The Smart Grid Australia alliance will take a coordinating role in this process from here on. There was another link from the Summit to this topic. Under the Summit topic of ‘Sustainably’ the Climate Change group also listed smart grids with true intelligent meters at people’s homes as a key item.

Next month at the FttH Applications Roundtable we will begin to make strategic plans (under the banner of the FttH Applications Workgroup – part of the FttH SIG). We will be discussing how we can also bring the Departments of Education and Health into dialogue with the broadband infrastructure developments.

Both health and education featured strongly on the Summit’s topics list and I hope that this will also be followed up within our industry. If we are building a nationwide broadband infrastructure why aren’t we talking more about the need for this infrastructure to facilitate health and education? These services have nothing to do with high-speed Internet to peoples’ homes. The organisations/authorities involved need to be able to use the broadband infrastructure to deliver their services, independently and at a very low cost.
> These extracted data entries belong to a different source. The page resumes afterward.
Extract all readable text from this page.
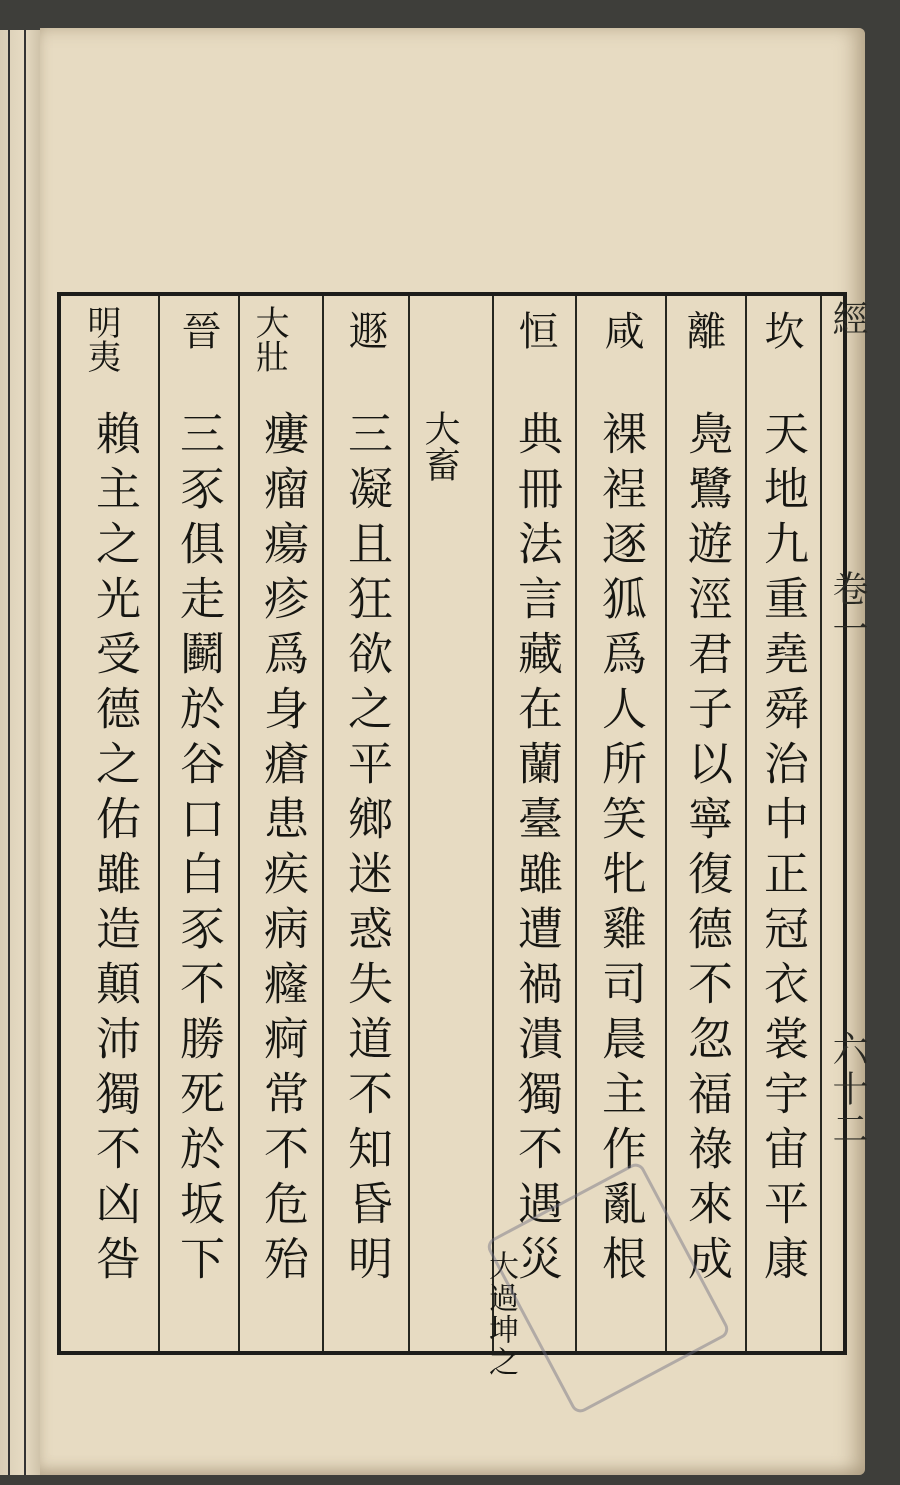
經
卷一
六十二
坎
天地九重堯舜治中正冠衣裳宇宙平康
離
鳧鷺遊涇君子以寧復德不忽福祿來成
咸
裸裎逐狐爲人所笑牝雞司晨主作亂根
恒
典冊法言藏在蘭臺雖遭禍潰獨不遇災
大過坤之
大畜
遯
三凝且狂欲之平鄉迷惑失道不知昏明
大壯
瘻瘤瘍疹爲身瘡患疾病癃痾常不危殆
晉
三豕俱走鬬於谷口白豕不勝死於坂下
明夷
賴主之光受德之佑雖造顛沛獨不凶咎
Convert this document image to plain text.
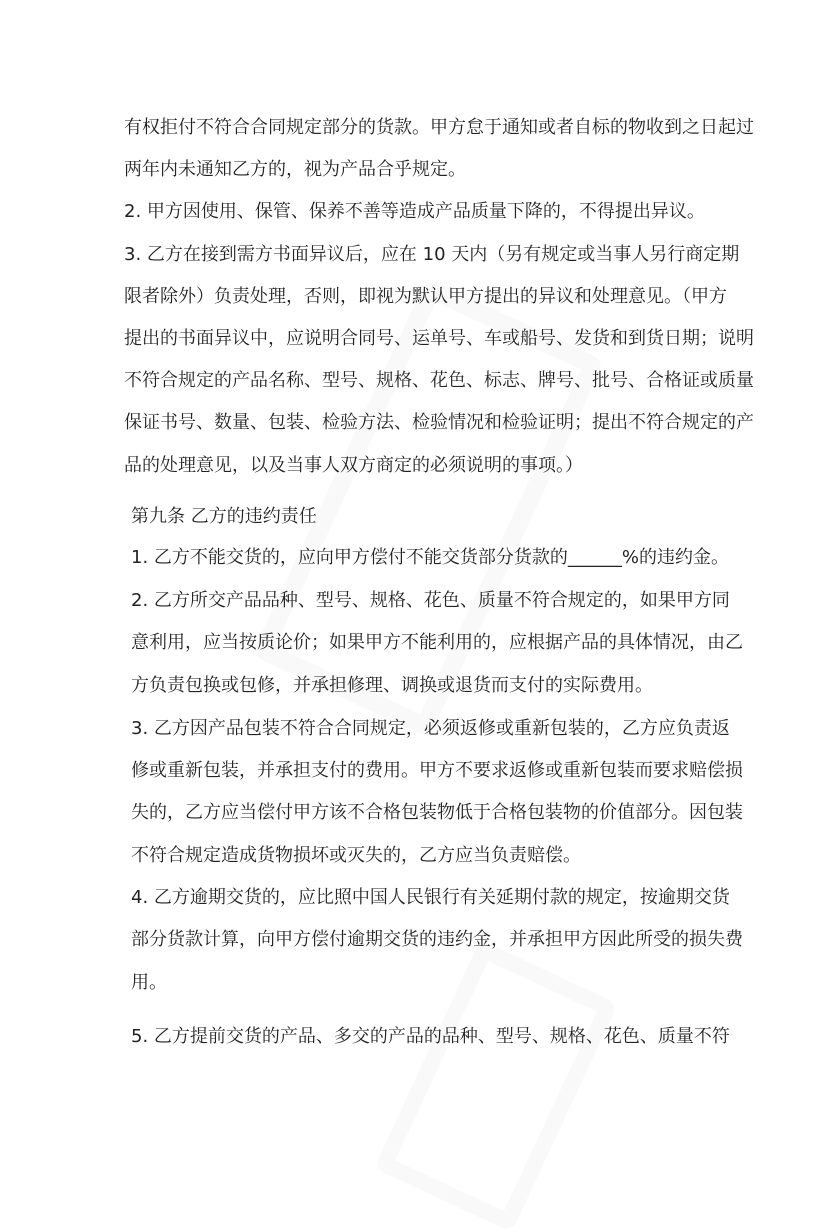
有权拒付不符合合同规定部分的货款。甲方怠于通知或者自标的物收到之日起过
两年内未通知乙方的，视为产品合乎规定。
2. 甲方因使用、保管、保养不善等造成产品质量下降的，不得提出异议。
3. 乙方在接到需方书面异议后，应在 10 天内（另有规定或当事人另行商定期
限者除外）负责处理，否则，即视为默认甲方提出的异议和处理意见。（甲方
提出的书面异议中，应说明合同号、运单号、车或船号、发货和到货日期；说明
不符合规定的产品名称、型号、规格、花色、标志、牌号、批号、合格证或质量
保证书号、数量、包装、检验方法、检验情况和检验证明；提出不符合规定的产
品的处理意见，以及当事人双方商定的必须说明的事项。）
第九条 乙方的违约责任
1. 乙方不能交货的，应向甲方偿付不能交货部分货款的______%的违约金。
2. 乙方所交产品品种、型号、规格、花色、质量不符合规定的，如果甲方同
意利用，应当按质论价；如果甲方不能利用的，应根据产品的具体情况，由乙
方负责包换或包修，并承担修理、调换或退货而支付的实际费用。
3. 乙方因产品包装不符合合同规定，必须返修或重新包装的，乙方应负责返
修或重新包装，并承担支付的费用。甲方不要求返修或重新包装而要求赔偿损
失的，乙方应当偿付甲方该不合格包装物低于合格包装物的价值部分。因包装
不符合规定造成货物损坏或灭失的，乙方应当负责赔偿。
4. 乙方逾期交货的，应比照中国人民银行有关延期付款的规定，按逾期交货
部分货款计算，向甲方偿付逾期交货的违约金，并承担甲方因此所受的损失费
用。
5. 乙方提前交货的产品、多交的产品的品种、型号、规格、花色、质量不符
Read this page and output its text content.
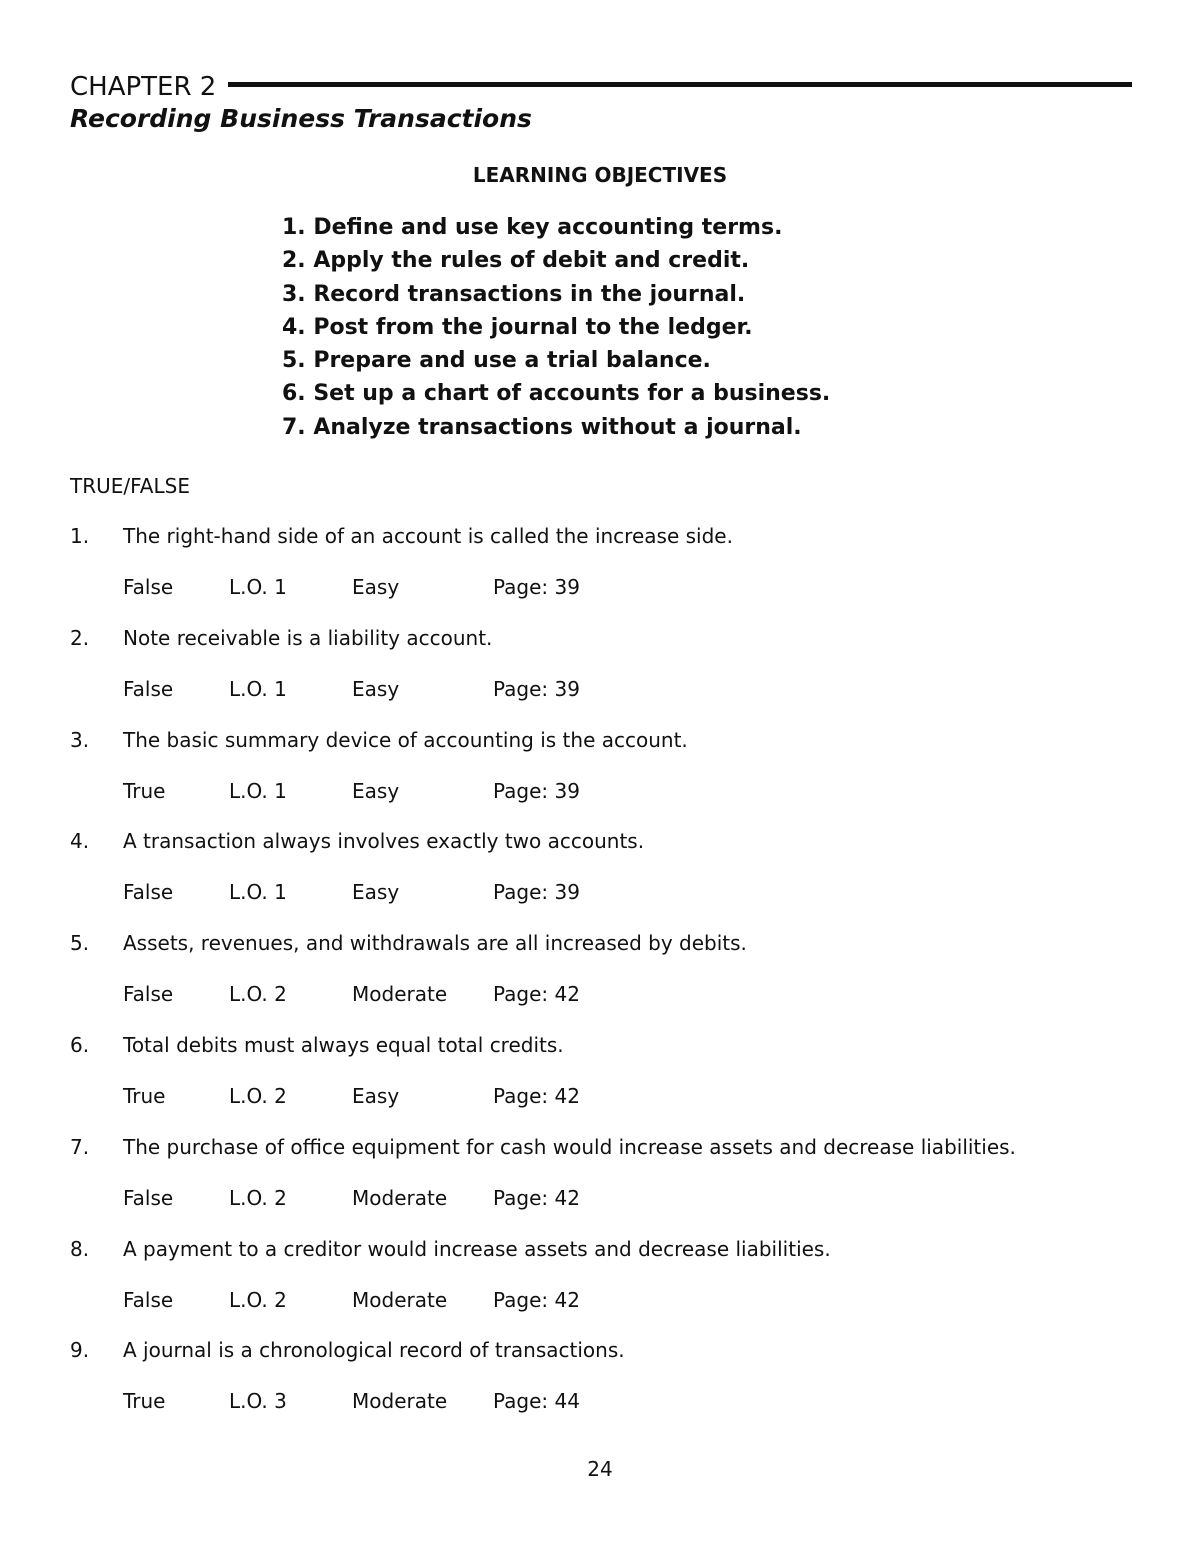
CHAPTER 2
Recording Business Transactions
LEARNING OBJECTIVES
1. Define and use key accounting terms.
2. Apply the rules of debit and credit.
3. Record transactions in the journal.
4. Post from the journal to the ledger.
5. Prepare and use a trial balance.
6. Set up a chart of accounts for a business.
7. Analyze transactions without a journal.
TRUE/FALSE
1. The right-hand side of an account is called the increase side.
False	L.O. 1	Easy	Page: 39
2. Note receivable is a liability account.
False	L.O. 1	Easy	Page: 39
3. The basic summary device of accounting is the account.
True	L.O. 1	Easy	Page: 39
4. A transaction always involves exactly two accounts.
False	L.O. 1	Easy	Page: 39
5. Assets, revenues, and withdrawals are all increased by debits.
False	L.O. 2	Moderate Page: 42
6. Total debits must always equal total credits.
True	L.O. 2	Easy	Page: 42
7. The purchase of office equipment for cash would increase assets and decrease liabilities.
False	L.O. 2	Moderate Page: 42
8. A payment to a creditor would increase assets and decrease liabilities.
False	L.O. 2	Moderate Page: 42
9. A journal is a chronological record of transactions.
True	L.O. 3	Moderate Page: 44
24
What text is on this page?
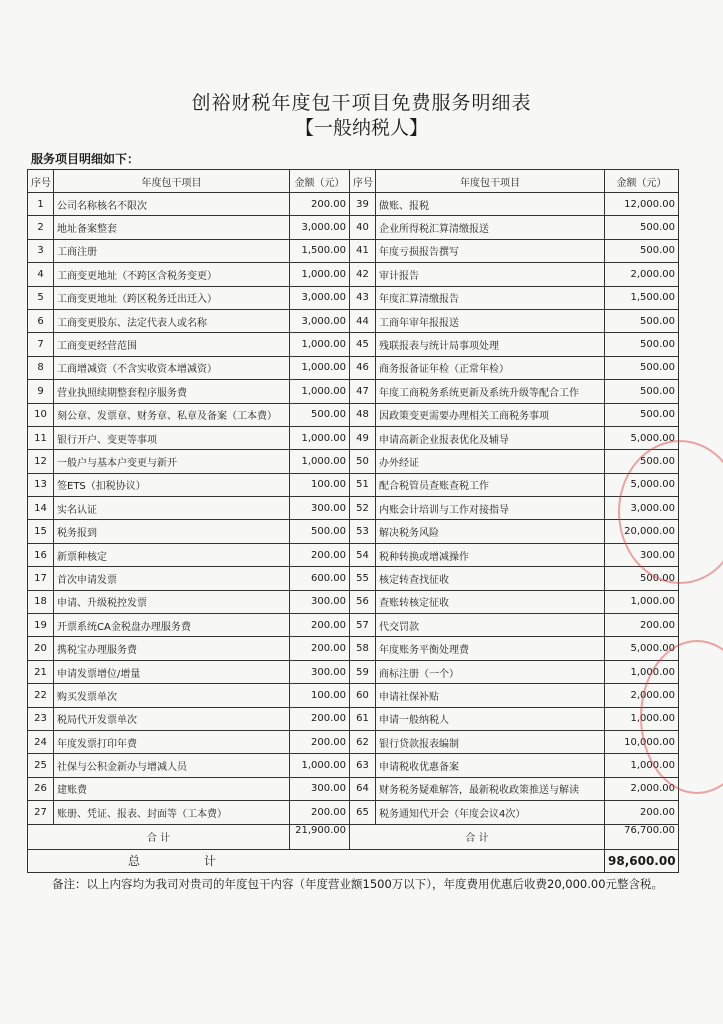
创裕财税年度包干项目免费服务明细表
【一般纳税人】
服务项目明细如下：
序号	年度包干项目	金额（元）	序号	年度包干项目	金额（元）
1	公司名称核名不限次	200.00	39	做账、报税	12,000.00
2	地址备案整套	3,000.00	40	企业所得税汇算清缴报送	500.00
3	工商注册	1,500.00	41	年度亏损报告撰写	500.00
4	工商变更地址（不跨区含税务变更）	1,000.00	42	审计报告	2,000.00
5	工商变更地址（跨区税务迁出迁入）	3,000.00	43	年度汇算清缴报告	1,500.00
6	工商变更股东、法定代表人或名称	3,000.00	44	工商年审年报报送	500.00
7	工商变更经营范围	1,000.00	45	残联报表与统计局事项处理	500.00
8	工商增减资（不含实收资本增减资）	1,000.00	46	商务报备证年检（正常年检）	500.00
9	营业执照续期整套程序服务费	1,000.00	47	年度工商税务系统更新及系统升级等配合工作	500.00
10	刻公章、发票章、财务章、私章及备案（工本费）	500.00	48	因政策变更需要办理相关工商税务事项	500.00
11	银行开户、变更等事项	1,000.00	49	申请高新企业报表优化及辅导	5,000.00
12	一般户与基本户变更与新开	1,000.00	50	办外经证	500.00
13	签ETS（扣税协议）	100.00	51	配合税管员查账查税工作	5,000.00
14	实名认证	300.00	52	内账会计培训与工作对接指导	3,000.00
15	税务报到	500.00	53	解决税务风险	20,000.00
16	新票种核定	200.00	54	税种转换或增减操作	300.00
17	首次申请发票	600.00	55	核定转查找征收	500.00
18	申请、升级税控发票	300.00	56	查账转核定征收	1,000.00
19	开票系统CA金税盘办理服务费	200.00	57	代交罚款	200.00
20	携税宝办理服务费	200.00	58	年度账务平衡处理费	5,000.00
21	申请发票增位/增量	300.00	59	商标注册（一个）	1,000.00
22	购买发票单次	100.00	60	申请社保补贴	2,000.00
23	税局代开发票单次	200.00	61	申请一般纳税人	1,000.00
24	年度发票打印年费	200.00	62	银行贷款报表编制	10,000.00
25	社保与公积金新办与增减人员	1,000.00	63	申请税收优惠备案	1,000.00
26	建账费	300.00	64	财务税务疑难解答，最新税收政策推送与解读	2,000.00
27	账册、凭证、报表、封面等（工本费）	200.00	65	税务通知代开会（年度会议4次）	200.00
合 计		21,900.00	合 计		76,700.00
总 计					98,600.00
备注：以上内容均为我司对贵司的年度包干内容（年度营业额1500万以下），年度费用优惠后收费20,000.00元整含税。
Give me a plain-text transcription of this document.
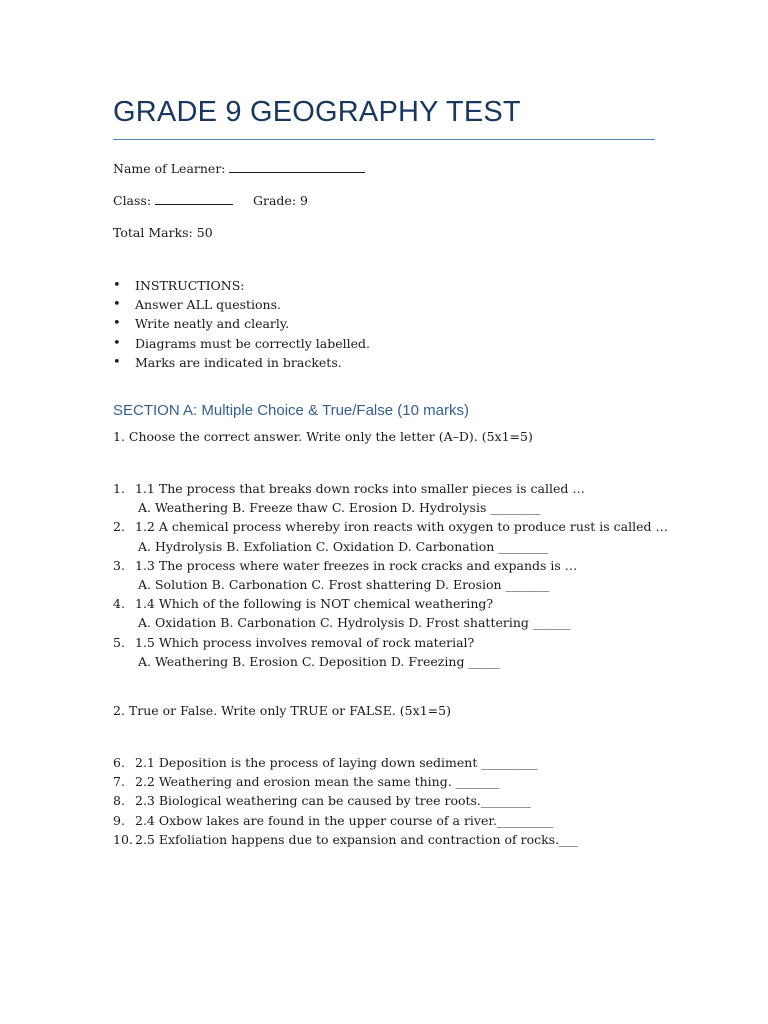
GRADE 9 GEOGRAPHY TEST
Name of Learner:
Class:	Grade: 9
Total Marks: 50
• INSTRUCTIONS:
• Answer ALL questions.
• Write neatly and clearly.
• Diagrams must be correctly labelled.
• Marks are indicated in brackets.
SECTION A: Multiple Choice & True/False (10 marks)
1. Choose the correct answer. Write only the letter (A–D). (5x1=5)
1. 1.1 The process that breaks down rocks into smaller pieces is called …
A. Weathering B. Freeze thaw C. Erosion D. Hydrolysis ________
2. 1.2 A chemical process whereby iron reacts with oxygen to produce rust is called …
A. Hydrolysis B. Exfoliation C. Oxidation D. Carbonation ________
3. 1.3 The process where water freezes in rock cracks and expands is …
A. Solution B. Carbonation C. Frost shattering D. Erosion _______
4. 1.4 Which of the following is NOT chemical weathering?
A. Oxidation B. Carbonation C. Hydrolysis D. Frost shattering ______
5. 1.5 Which process involves removal of rock material?
A. Weathering B. Erosion C. Deposition D. Freezing _____
2. True or False. Write only TRUE or FALSE. (5x1=5)
6. 2.1 Deposition is the process of laying down sediment _________
7. 2.2 Weathering and erosion mean the same thing. _______
8. 2.3 Biological weathering can be caused by tree roots.________
9. 2.4 Oxbow lakes are found in the upper course of a river._________
10. 2.5 Exfoliation happens due to expansion and contraction of rocks.___
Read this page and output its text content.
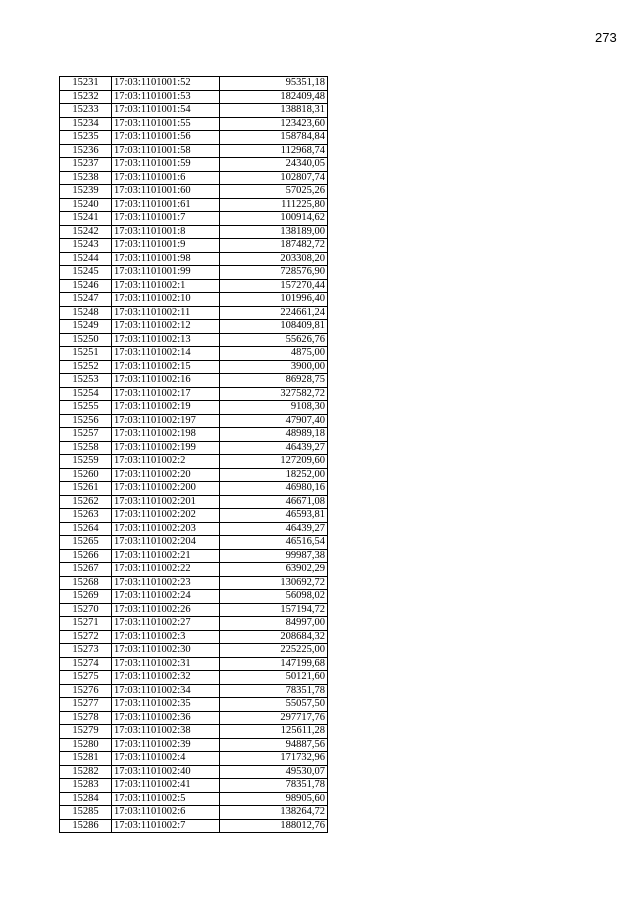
273
15231	17:03:1101001:52	95351,18
15232	17:03:1101001:53	182409,48
15233	17:03:1101001:54	138818,31
15234	17:03:1101001:55	123423,60
15235	17:03:1101001:56	158784,84
15236	17:03:1101001:58	112968,74
15237	17:03:1101001:59	24340,05
15238	17:03:1101001:6	102807,74
15239	17:03:1101001:60	57025,26
15240	17:03:1101001:61	111225,80
15241	17:03:1101001:7	100914,62
15242	17:03:1101001:8	138189,00
15243	17:03:1101001:9	187482,72
15244	17:03:1101001:98	203308,20
15245	17:03:1101001:99	728576,90
15246	17:03:1101002:1	157270,44
15247	17:03:1101002:10	101996,40
15248	17:03:1101002:11	224661,24
15249	17:03:1101002:12	108409,81
15250	17:03:1101002:13	55626,76
15251	17:03:1101002:14	4875,00
15252	17:03:1101002:15	3900,00
15253	17:03:1101002:16	86928,75
15254	17:03:1101002:17	327582,72
15255	17:03:1101002:19	9108,30
15256	17:03:1101002:197	47907,40
15257	17:03:1101002:198	48989,18
15258	17:03:1101002:199	46439,27
15259	17:03:1101002:2	127209,60
15260	17:03:1101002:20	18252,00
15261	17:03:1101002:200	46980,16
15262	17:03:1101002:201	46671,08
15263	17:03:1101002:202	46593,81
15264	17:03:1101002:203	46439,27
15265	17:03:1101002:204	46516,54
15266	17:03:1101002:21	99987,38
15267	17:03:1101002:22	63902,29
15268	17:03:1101002:23	130692,72
15269	17:03:1101002:24	56098,02
15270	17:03:1101002:26	157194,72
15271	17:03:1101002:27	84997,00
15272	17:03:1101002:3	208684,32
15273	17:03:1101002:30	225225,00
15274	17:03:1101002:31	147199,68
15275	17:03:1101002:32	50121,60
15276	17:03:1101002:34	78351,78
15277	17:03:1101002:35	55057,50
15278	17:03:1101002:36	297717,76
15279	17:03:1101002:38	125611,28
15280	17:03:1101002:39	94887,56
15281	17:03:1101002:4	171732,96
15282	17:03:1101002:40	49530,07
15283	17:03:1101002:41	78351,78
15284	17:03:1101002:5	98905,60
15285	17:03:1101002:6	138264,72
15286	17:03:1101002:7	188012,76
If that was brought home more clearly to the decision-makers in these departments they would better understand the importance of getting the management and structure of that broadband infrastructure right, so as to facilitate real wins in these social sectors. A vertically-integrated telecoms industry cannot deliver an economically viable broadband infrastructure for healthcare and education – it’s as simple as that.

On the positive side, there is now more political will at the top to build more collaborative government structures, but at the same time the reality is that these departments are already overloaded and have little time left to look beyond their own borders. Unless direction comes from the highest levels of government this will not happen, beyond token gestures and lip service.

I judge these to be the key issues for our industry, and I will be exploring how we, as an industry, can further contribute to the work that will now follow the Summit.

Your ideas and suggestions are very welcome.